A primer must not contain di-nucleotide repeats of length 6 or above, e.g. ATATAT
A primer must not have significant off-target 3’ binding sites along the DNA strand or anti-sense strands. An off-target site is defined as one in which 8 or more consecutive base pairs are hybridised at the end of the primer, including the base at the primer 3’
A primer must not have any internal secondary structure in its MFE configuration at an annealing temperature of 60C. NUPACK mfe() is used for the calculation using a standard reaction buffer of [Na]=0.05M, [Mg]=0.0125M.

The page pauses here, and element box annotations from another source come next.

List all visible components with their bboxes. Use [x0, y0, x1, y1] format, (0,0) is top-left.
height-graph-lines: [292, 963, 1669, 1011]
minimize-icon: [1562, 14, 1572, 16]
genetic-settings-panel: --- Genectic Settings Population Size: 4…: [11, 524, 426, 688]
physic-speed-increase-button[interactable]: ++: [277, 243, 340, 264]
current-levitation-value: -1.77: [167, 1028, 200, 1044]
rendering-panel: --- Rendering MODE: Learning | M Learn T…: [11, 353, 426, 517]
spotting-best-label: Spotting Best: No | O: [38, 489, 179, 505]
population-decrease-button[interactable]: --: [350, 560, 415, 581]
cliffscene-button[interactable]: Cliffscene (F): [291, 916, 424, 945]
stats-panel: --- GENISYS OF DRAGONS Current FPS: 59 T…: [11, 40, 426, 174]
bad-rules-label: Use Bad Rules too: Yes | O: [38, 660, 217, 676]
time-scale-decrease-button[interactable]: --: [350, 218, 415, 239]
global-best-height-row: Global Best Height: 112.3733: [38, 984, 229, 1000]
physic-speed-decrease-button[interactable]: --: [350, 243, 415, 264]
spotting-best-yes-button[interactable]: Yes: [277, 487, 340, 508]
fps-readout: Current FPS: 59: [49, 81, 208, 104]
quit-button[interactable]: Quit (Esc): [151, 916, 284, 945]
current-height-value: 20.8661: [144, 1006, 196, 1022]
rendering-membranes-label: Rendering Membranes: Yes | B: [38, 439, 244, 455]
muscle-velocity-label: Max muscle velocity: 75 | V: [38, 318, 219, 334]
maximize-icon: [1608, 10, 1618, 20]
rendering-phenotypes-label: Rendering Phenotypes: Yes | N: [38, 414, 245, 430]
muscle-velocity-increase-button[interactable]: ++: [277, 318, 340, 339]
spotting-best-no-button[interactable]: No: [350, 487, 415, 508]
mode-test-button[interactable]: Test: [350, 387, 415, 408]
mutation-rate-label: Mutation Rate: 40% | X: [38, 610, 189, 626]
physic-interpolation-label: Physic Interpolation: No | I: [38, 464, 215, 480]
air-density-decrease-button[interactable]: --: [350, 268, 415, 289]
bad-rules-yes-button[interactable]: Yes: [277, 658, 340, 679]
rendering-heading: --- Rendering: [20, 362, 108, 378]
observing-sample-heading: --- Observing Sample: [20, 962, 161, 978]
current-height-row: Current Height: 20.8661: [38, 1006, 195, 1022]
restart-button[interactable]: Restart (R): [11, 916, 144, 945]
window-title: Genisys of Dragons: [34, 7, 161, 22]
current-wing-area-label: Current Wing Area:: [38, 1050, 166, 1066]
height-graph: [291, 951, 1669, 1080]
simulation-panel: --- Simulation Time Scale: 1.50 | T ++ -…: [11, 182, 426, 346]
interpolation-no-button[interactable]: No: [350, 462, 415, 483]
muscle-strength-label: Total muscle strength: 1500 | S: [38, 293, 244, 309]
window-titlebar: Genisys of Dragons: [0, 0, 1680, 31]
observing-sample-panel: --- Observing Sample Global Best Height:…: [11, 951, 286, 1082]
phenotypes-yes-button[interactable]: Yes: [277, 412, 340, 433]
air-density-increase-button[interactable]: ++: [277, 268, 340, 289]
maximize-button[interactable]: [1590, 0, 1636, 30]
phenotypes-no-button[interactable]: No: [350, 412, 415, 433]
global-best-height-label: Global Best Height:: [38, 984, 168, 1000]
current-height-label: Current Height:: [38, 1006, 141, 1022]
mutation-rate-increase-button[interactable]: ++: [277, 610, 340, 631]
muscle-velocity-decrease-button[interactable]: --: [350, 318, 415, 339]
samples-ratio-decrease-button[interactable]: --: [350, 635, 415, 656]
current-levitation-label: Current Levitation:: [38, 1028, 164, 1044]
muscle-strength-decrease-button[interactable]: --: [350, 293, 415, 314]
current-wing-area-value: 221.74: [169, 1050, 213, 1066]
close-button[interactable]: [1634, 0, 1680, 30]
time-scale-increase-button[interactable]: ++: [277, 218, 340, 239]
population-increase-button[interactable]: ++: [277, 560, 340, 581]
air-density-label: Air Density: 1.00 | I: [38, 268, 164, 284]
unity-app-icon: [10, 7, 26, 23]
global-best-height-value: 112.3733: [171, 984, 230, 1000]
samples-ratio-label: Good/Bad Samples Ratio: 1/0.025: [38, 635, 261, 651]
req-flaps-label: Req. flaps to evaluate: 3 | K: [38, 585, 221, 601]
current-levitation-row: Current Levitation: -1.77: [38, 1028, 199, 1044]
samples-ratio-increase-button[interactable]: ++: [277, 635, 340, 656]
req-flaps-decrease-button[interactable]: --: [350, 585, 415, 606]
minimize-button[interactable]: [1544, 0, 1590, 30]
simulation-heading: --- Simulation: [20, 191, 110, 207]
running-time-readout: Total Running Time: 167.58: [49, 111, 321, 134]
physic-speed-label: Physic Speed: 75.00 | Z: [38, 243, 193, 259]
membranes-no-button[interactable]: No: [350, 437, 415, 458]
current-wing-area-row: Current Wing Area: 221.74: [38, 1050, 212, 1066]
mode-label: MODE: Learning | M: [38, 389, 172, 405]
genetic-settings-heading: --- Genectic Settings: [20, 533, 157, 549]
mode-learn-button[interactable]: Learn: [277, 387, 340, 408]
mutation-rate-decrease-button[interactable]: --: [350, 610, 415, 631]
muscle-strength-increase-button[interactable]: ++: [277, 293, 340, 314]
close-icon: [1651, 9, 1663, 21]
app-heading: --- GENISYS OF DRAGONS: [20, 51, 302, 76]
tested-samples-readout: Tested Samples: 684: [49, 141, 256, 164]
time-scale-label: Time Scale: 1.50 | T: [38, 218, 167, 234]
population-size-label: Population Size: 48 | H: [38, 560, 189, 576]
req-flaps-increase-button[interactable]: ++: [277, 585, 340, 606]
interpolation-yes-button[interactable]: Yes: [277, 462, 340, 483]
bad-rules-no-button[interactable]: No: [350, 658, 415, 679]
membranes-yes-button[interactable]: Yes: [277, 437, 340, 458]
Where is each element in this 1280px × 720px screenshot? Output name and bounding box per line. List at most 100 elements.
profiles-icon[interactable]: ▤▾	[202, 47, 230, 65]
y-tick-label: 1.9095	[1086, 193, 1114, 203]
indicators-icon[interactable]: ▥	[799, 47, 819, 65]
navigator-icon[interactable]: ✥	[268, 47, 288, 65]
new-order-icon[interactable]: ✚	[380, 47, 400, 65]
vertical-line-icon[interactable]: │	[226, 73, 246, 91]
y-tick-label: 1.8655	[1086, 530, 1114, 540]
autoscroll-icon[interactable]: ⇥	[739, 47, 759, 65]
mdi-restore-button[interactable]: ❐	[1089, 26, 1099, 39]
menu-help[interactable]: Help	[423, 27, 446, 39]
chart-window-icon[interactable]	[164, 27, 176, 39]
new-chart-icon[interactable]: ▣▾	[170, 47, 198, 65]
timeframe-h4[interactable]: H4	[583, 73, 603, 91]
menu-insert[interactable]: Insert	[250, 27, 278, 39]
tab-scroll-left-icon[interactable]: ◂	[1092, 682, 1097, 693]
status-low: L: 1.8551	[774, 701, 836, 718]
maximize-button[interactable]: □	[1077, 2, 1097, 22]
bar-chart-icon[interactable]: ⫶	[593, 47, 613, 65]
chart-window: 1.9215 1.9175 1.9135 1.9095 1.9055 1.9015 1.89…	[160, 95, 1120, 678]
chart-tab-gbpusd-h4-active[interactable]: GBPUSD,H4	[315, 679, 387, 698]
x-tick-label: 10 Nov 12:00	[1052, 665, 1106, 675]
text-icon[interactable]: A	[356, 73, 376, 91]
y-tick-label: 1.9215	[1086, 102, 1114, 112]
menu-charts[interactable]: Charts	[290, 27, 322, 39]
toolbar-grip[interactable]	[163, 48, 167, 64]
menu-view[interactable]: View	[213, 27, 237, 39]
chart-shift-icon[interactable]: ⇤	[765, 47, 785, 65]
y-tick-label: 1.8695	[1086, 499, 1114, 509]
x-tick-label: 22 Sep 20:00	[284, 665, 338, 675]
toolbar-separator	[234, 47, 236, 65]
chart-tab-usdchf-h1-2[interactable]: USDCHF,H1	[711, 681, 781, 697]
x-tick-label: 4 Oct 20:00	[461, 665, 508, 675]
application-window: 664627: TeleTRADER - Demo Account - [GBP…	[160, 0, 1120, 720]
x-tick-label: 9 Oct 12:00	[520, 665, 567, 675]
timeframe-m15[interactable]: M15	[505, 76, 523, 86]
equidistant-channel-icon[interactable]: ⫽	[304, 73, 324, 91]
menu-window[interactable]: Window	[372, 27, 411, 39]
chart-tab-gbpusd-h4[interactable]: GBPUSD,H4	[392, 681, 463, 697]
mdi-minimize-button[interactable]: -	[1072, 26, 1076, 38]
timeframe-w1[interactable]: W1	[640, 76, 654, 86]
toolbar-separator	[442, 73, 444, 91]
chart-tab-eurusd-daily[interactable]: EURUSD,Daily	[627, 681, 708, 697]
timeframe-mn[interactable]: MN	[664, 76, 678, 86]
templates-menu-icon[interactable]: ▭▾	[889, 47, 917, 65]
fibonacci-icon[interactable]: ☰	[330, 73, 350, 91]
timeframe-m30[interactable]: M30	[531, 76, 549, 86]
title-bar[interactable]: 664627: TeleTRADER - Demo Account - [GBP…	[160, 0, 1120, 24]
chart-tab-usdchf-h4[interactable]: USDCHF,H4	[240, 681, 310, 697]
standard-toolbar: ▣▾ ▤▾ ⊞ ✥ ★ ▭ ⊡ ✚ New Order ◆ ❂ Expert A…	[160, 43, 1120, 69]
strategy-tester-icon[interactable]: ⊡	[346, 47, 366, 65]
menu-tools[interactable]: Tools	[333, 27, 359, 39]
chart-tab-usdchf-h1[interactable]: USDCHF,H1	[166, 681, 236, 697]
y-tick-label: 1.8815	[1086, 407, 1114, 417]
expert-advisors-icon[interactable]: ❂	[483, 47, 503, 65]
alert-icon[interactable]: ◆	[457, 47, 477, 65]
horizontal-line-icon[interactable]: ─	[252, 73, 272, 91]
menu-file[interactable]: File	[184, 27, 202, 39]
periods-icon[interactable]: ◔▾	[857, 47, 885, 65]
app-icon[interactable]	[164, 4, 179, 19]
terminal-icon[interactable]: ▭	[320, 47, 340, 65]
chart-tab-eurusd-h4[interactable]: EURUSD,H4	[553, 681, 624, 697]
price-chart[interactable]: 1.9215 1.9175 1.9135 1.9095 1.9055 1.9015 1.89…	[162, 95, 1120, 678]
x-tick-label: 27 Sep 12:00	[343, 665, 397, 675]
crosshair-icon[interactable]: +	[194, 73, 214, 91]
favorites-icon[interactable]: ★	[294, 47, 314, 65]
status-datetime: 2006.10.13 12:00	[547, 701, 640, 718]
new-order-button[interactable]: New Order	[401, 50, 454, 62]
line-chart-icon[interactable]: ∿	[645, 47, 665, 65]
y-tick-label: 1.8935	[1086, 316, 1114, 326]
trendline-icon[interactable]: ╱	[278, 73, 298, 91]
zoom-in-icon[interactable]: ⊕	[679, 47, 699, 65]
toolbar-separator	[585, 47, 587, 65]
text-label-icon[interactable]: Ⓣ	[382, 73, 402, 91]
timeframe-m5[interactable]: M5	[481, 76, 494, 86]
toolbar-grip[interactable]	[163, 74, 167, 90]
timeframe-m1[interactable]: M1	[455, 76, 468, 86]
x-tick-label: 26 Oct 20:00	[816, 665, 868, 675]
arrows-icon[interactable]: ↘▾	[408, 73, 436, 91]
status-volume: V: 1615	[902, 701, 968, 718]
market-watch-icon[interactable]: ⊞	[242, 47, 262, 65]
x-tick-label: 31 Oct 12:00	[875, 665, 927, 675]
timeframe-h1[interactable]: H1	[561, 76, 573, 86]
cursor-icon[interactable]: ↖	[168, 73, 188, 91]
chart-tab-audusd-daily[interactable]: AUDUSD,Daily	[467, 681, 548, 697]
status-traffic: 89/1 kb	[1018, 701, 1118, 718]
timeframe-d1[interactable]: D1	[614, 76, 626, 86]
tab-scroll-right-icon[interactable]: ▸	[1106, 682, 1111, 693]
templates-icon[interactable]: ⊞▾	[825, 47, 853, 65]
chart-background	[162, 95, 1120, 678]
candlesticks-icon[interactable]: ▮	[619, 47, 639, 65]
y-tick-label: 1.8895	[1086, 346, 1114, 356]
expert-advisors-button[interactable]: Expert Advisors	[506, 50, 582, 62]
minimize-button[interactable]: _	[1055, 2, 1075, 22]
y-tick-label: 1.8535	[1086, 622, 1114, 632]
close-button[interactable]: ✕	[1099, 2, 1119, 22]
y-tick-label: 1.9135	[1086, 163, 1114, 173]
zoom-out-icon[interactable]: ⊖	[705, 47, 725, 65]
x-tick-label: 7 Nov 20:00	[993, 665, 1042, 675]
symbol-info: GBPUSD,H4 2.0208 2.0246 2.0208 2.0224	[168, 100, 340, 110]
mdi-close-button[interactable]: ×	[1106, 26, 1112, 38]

Of the valid primers, there must be at least 4 unique forward-reverse primer pairs which do not form hetero- or homodimers at an annealing temperature of 60C. For a primer pair, NUPACK test tube analysis (with each primer at 50uM) is used for the equilibrium state calculation: >95% strands in the system at equilibrium must exist as individual primer strands.
If step 3 is passed, the DNA sequence passes the PCR primer check.
Note that if the NUPACK module is not installed (see Installation) then Step 3 and Step 2(e) are skipped, and the DNA sequence passes the PCR primer check if at least 1 valid forward primer and 1 valid reverse primer exist after Step 2.